Angelo Gallo con Pinocchio
Angelo Gallo con Pinocchio

Si avvia alla conclusione “Un Giorno all’improvviso #Festival – Il Teatro che supera se stesso”, il progetto speciale ideato da L’Altro Teatro, Nastro di Mobius e Fondazione Armonie d’Arte, finanziato dalla Regione Calabria.

Dal 3 febbraio al 29 marzo 2026, il festival ha animato le cinque province con un cartellone di 60 appuntamenti in oltre 30 location, trasformando spazi urbani, siti naturali e luoghi di valore culturale in veri e propri palcoscenici diffusi. Un format innovativo pensato per portare il teatro oltre i confini tradizionali.

Pirandello protagonista a Celico con “Tri cunti”

Tra gli appuntamenti più attesi, martedì 24 marzo a Celico, nel teatro della scuola elementare, andrà in scena “Tri cunti”, con la regia di Max Mazzotta.

Sul palco l’attrice Graziella Spadafora interpreterà da sola tutti i personaggi di tre celebri opere di Luigi Pirandello – “L’uomo dal fiore in bocca”, “La patente” e “La giara” – in un viaggio teatrale che attraversa identità multiple e contraddizioni umane. Uno spettacolo intenso che richiama il celebre principio pirandelliano dell’uno, nessuno e centomila, restituendo al pubblico una riflessione profonda sull’assurdità dell’esistenza.

Il teatro di figura incanta con “Pinocchio”

Grande attesa anche per lo spettacolo “Pinocchio” di Angelo Gallo, in programma venerdì 27 marzo al Museo dei Brettii e degli Enotri di Cosenza.

Un appuntamento simbolico, nell’anno in cui ricorrono i 200 anni dalla nascita di Carlo Collodi, autore del celebre burattino. Lo spettacolo accompagnerà il pubblico in un viaggio nel teatro di figura, attraversando tecniche come burattini a guanto, marionette e teatro d’oggetto, fino a dare vita anche all’imponente pescecane. Un racconto evocativo e coinvolgente, capace di parlare a grandi e piccoli.

“Amuramaro” tra tradizione e contemporaneità

Le fiabe e novelle calabresi diventano materia viva nello spettacolo “Amuramaro”, firmato da Matteo Lombardo e Pavlos Paraskevopoulos.

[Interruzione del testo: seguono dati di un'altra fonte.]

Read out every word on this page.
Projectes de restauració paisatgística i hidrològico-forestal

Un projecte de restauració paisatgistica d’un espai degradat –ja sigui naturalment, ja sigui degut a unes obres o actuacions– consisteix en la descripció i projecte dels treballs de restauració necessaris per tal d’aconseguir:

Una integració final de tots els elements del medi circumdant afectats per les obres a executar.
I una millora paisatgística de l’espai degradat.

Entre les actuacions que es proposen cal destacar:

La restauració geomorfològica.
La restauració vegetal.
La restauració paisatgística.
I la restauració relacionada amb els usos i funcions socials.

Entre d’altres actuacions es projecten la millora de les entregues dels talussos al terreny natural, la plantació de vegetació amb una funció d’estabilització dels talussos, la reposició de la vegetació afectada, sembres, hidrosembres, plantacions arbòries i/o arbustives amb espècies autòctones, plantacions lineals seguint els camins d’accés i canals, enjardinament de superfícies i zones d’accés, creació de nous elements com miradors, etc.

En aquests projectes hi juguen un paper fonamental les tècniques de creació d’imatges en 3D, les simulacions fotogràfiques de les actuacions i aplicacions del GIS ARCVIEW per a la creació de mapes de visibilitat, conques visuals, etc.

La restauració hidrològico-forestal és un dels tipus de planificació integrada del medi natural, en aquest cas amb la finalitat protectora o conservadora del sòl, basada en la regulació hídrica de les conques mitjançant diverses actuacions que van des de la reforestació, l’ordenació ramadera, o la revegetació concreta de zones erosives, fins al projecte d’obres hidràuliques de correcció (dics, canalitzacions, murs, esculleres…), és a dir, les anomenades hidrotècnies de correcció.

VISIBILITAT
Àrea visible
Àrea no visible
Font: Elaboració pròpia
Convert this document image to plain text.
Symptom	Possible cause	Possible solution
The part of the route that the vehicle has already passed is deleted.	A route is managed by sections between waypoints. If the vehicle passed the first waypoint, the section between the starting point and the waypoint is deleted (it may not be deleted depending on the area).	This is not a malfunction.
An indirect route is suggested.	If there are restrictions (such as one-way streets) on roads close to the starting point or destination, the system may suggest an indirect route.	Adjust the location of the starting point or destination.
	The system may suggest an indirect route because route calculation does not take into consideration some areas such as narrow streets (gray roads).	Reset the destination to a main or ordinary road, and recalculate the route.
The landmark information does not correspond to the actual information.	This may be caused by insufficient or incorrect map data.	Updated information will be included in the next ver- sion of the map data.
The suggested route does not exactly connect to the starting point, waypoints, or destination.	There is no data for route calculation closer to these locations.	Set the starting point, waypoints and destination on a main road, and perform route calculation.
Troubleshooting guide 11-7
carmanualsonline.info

In scena il 26 marzo al Cavern Club di Cosenza e il 27 marzo a Reggio Calabria, lo spettacolo rilegge il patrimonio narrativo di Letterio Di Francia come uno specchio del presente. Le storie raccontano una terra segnata da contraddizioni, rabbia e resistenza, popolata da figure sospese tra realtà e simbolo, dove gli animali diventano estensioni delle emozioni e i destini si intrecciano in percorsi complessi e spesso incerti.

Il gran finale tra Calabria e Sicilia con Bonaffini

A chiudere il festival sarà “Il Bandito di Montelepre”, diretto e interpretato da Alessio Bonaffini, in scena il 28 e 29 marzo tra Brognaturo, Serra San Bruno e Camini.

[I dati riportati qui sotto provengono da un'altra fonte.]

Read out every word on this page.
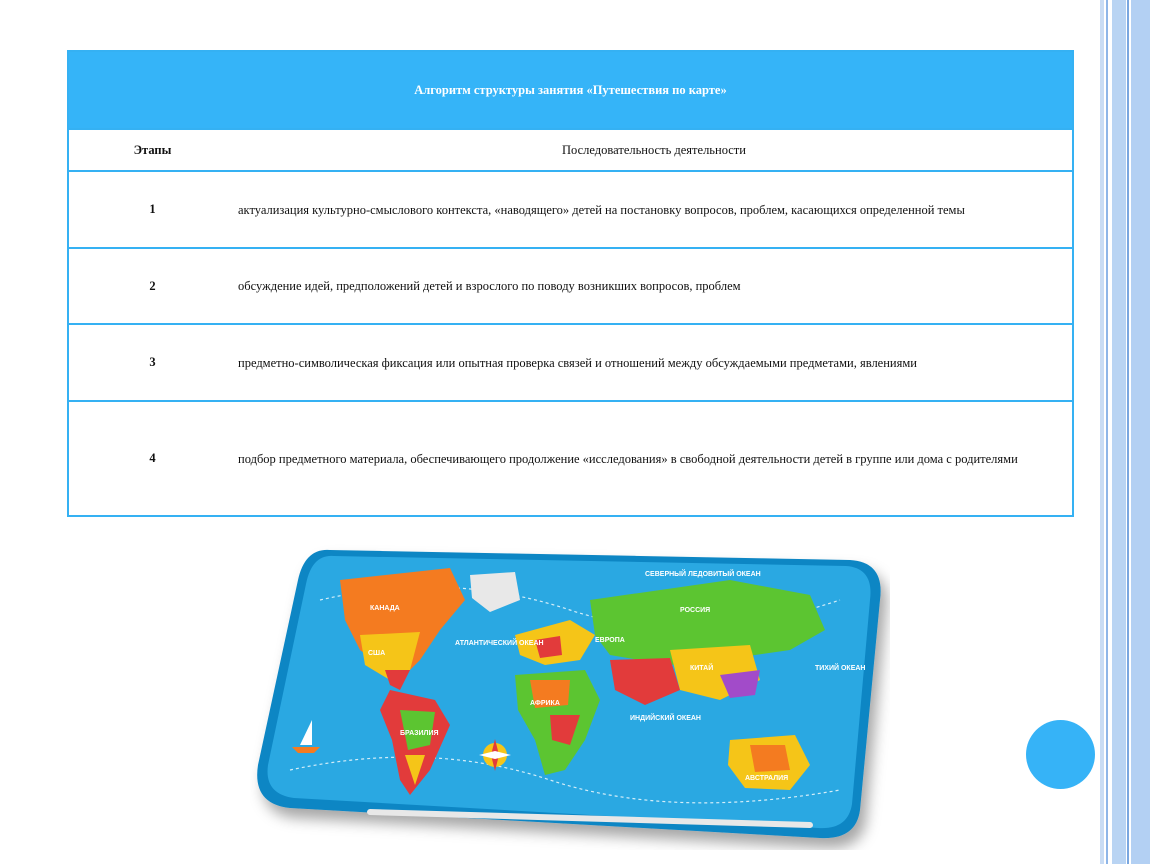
Алгоритм структуры занятия «Путешествия по карте»	
Этапы	Последовательность деятельности
1	актуализация культурно-смыслового контекста, «наводящего» детей на постановку вопросов, проблем, касающихся определенной темы
2	обсуждение идей, предположений детей и взрослого по поводу возникших вопросов, проблем
3	предметно-символическая фиксация или опытная проверка связей и отношений между обсуждаемыми предметами, явлениями
4	подбор предметного материала, обеспечивающего продолжение «исследования» в свободной деятельности детей в группе или дома с родителями
СЕВЕРНЫЙ ЛЕДОВИТЫЙ ОКЕАН
КАНАДА	РОССИЯ
США
АТЛАНТИЧЕСКИЙ ОКЕАН	ЕВРОПА
КИТАЙ	ТИХИЙ ОКЕАН
БРАЗИЛИЯ
АФРИКА
ИНДИЙСКИЙ ОКЕАН
АВСТРАЛИЯ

Il monologo, ispirato all’opera di Ignazio Buttitta, affronta la figura di Salvatore Giuliano con uno sguardo distante dall’eroismo, concentrandosi invece sul contesto storico e umano, sul potere e sulle contraddizioni che attraversano la società siciliana. Un lavoro che mette al centro la forza della parola e il valore della pietà.

Un progetto tra cultura e partecipazione

“Futuro, collaborare per costruire” è il tema scelto per questa terza edizione, che ha puntato a rafforzare il legame tra teatro, territorio e comunità.

Il festival si conferma così come un’esperienza culturale diffusa e partecipata, capace di valorizzare artisti, luoghi e storie, contribuendo a rendere la Calabria un laboratorio creativo aperto e dinamico.

Tutti gli eventi sono a ingresso gratuito fino a esaurimento posti, a testimonianza della volontà di rendere la cultura accessibile e condivisa.